Buying a used one, the owner has to remove it before the new owner can add it to InControl. The official FAQ item is pretty much useless, it provides no info on how to identify or contact the PO, and provides no mechanism if you can’t. Same with multiple other threads where that question was asked.
So, I’ll ask again - how does one identify the previous owner/organization so they can be contacted to release the device?
Don’t answer “contact the seller.” There’s a serious DoS/security flaw. Anyone with the serial number can assume ownership of an unregistered device, and the seller would have no way of knowing who it’s registered to or how to contact them - look at a few eBay listings and try it! (be sure to remove it if you do)
What process does Peplink have for recovering such a device? It seems the old “photo of the device / proof of purchase” method is no longer available.
Seems to me there should be some sort of key, available only via direct web management on the device (i.e. not on an external label), which would be needed in addition to the s/n to register a device with InControl.
Apparently, devices stay in InControl even after their license expires. It seems to me one solution is to simply “unregister” any device some short time (a few months?) after the license has expired. What good is InControl registration for an unlicensed device?
I’m just a personal user. I can probably get by with a reset and disabling InControl. But Peplink has a lost opportunity here - I would pay for PrimeCare if I could get it under my name.
I will tell you at least part of the problem, in some regions that Peplink operates (including mine) it would be illegal for Peplink to tell you who the registered owner currently is or even provide a contact phone number.
Also in regions that it isn’t illegal, it’s pretty bad form for them to provide customer data to a 3rd party. For many large companies, the contact person on file would have no clue if you are even supposed to have their old device or if it was received legally.
The ‘contact the seller’ is in the hope that they are in any way affiliated with the original owner and can help you. Problem is that many sellers in the used market just bought it at a sale of a bunch of used stuff together or even recovered it from recycling and have no way to get ahold of anyone involved.
I will let you know that expired devices do actually show up in InControl in a useful way, in status, green is online, red is offline and blue is warranty expired but showed up online today. It’s not much but for synergized devices or remote devices that get very little attention, it’s nice at a glance to get that info. (I can see this on devices of mine that haven’t been on a service plan since 2018)

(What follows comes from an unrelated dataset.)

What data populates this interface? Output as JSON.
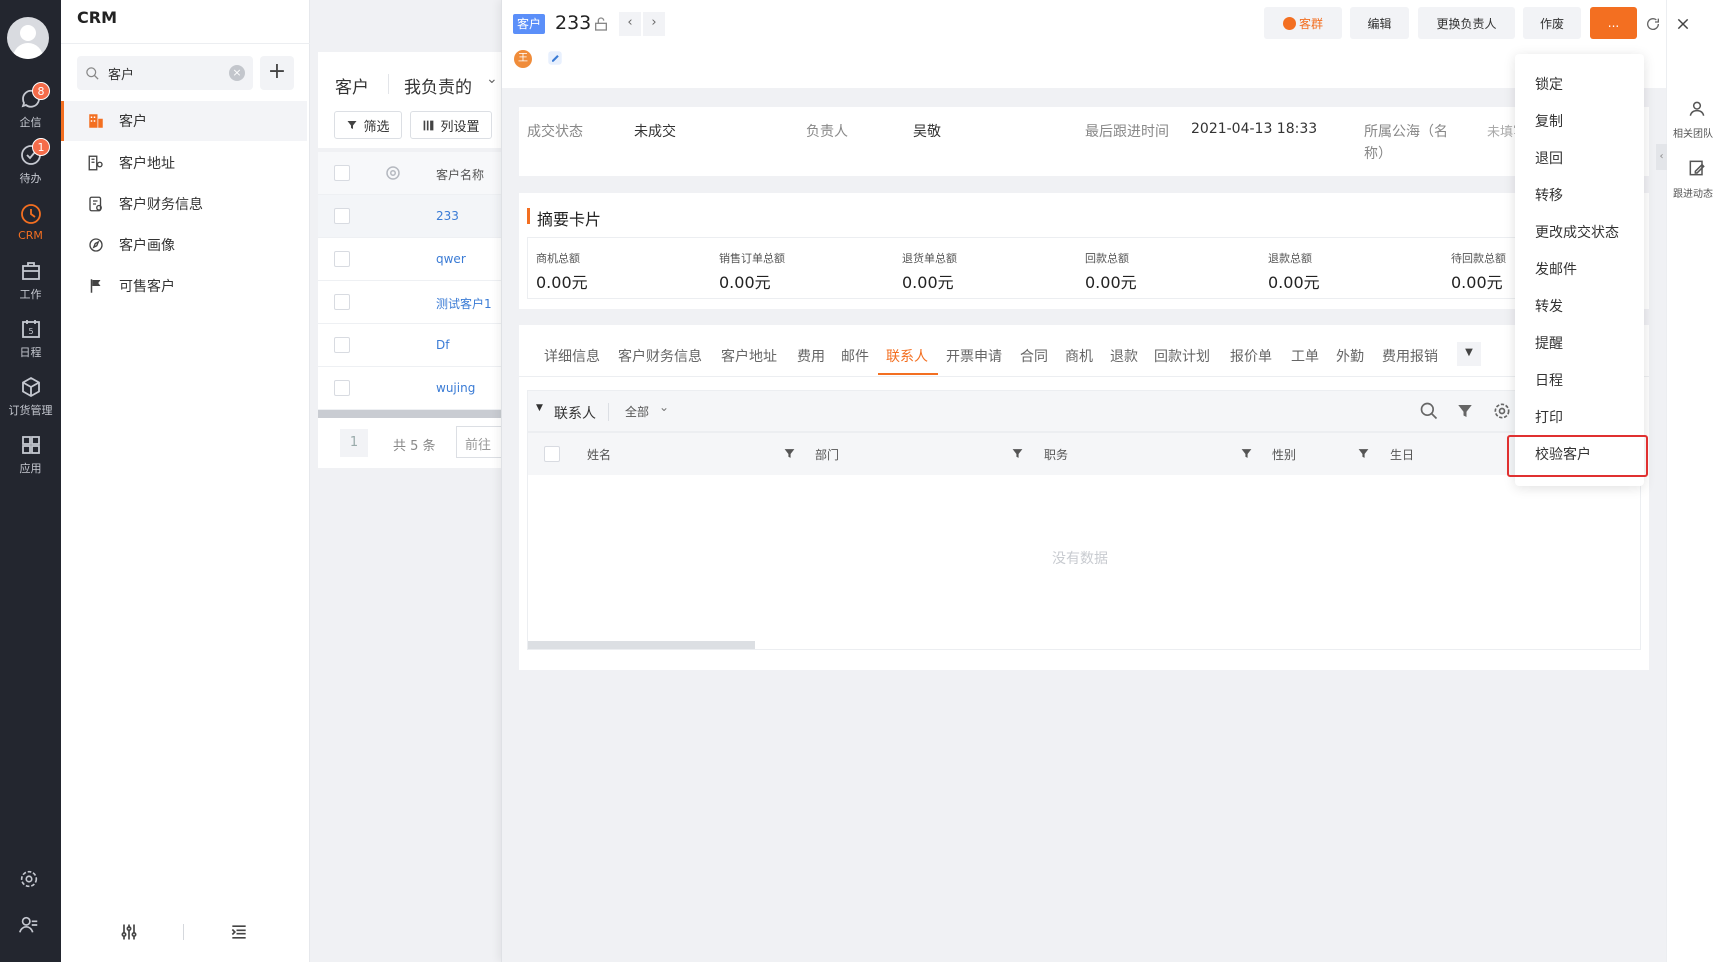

As for why companies don’t just remove them, that’s easy, the admins have no clue where the devices are. Keeping the last gen stuff around to be able to swap in in an emergency or to get a temp location up quick, slowly becomes a bunch of outdated stuff around. When the oldest stuff gets purged by someone, nobody does more than a factory reset, then recycle. Over time this leads to a bunch of old devices on the account that haven’t been used for years but nobody sure which ones were recycled and which ones are being used as synergized devices or at some branch office as a cold standby. Add the risk of theft and I can see why Peplink can’t/won’t help.
I know this isn’t what you want to hear, it’s also the reason I have decided not to buy a used peplink device on more than one occasion.
About the only suggestion I have for Peplink, if there was a place in the web interface that could show that the device was released from InControl and was able to be adopted, that would be a way for sellers to show potential buyers the state of the device (as long as the seller also knew to cover up the SN)
But there is nothing stopping them from being an intermediary, even automating it providing a “contact registrant” link to a contact form next to the “this device is already registered” message, which could allow contact while keeping the current registrant anonymous. Or as was suggested in one thread I read - sending a “If you don’t confirm ownership (and accuse the current possessor of theft) of unlicensed device X in 7 days, we’re going to release it” email.
But not if the device has been sold or otherwise disposed of, in which case leaving them only causes clutter.
A concern I would have with this is that these emails might look like phishing emails and I might not respond thinking it is a phishing email, or that such emails might be caught by spam filters, etc. and not be delivered. I strongly do Not want anything I have locked for security to be automatically unlocked because an email is missed.
I would not like it at all if peplink removed my owned device from incontrol; If it’s registered to my incontrol account, it insures that someone else can’t see or somehow get the serial number and register it to a rogue incontrol account. One of my primary worries with cloud controled devices is the security of the cloud control.
I think if security is an issue, buy the device from a peplink authorized reseller and register it to your incontrol account. If there is an issue, they will certainly help you with your new device. Or make the incontrol registration a requirement of the purchase if buying used – if you don’t get it, return it not as advertised.
I don’t mean to be rude with my reply, but I hate the idea of reducing security of my devices by automatically “dropping” them at some point. If I pay full retail price, please continue to guard my security as the #1 goal. That’s why I’m paying the retail price to buy new routers.
I have had the experience of a Switch having a duplicate Serial Number from the factory preventing me from adopting. Support were able to contact the reseller of the duplicate who contacted the end user to confirm they we both indeed had the same serial number, after which my unit was “rebirthed”.
The same process of Support as Middle-man could easily resolve this most of this problem.
I agree that simple possession of the hardware should not be enough as that encourages theft, there must be a process to legitimately have the devive un-registered.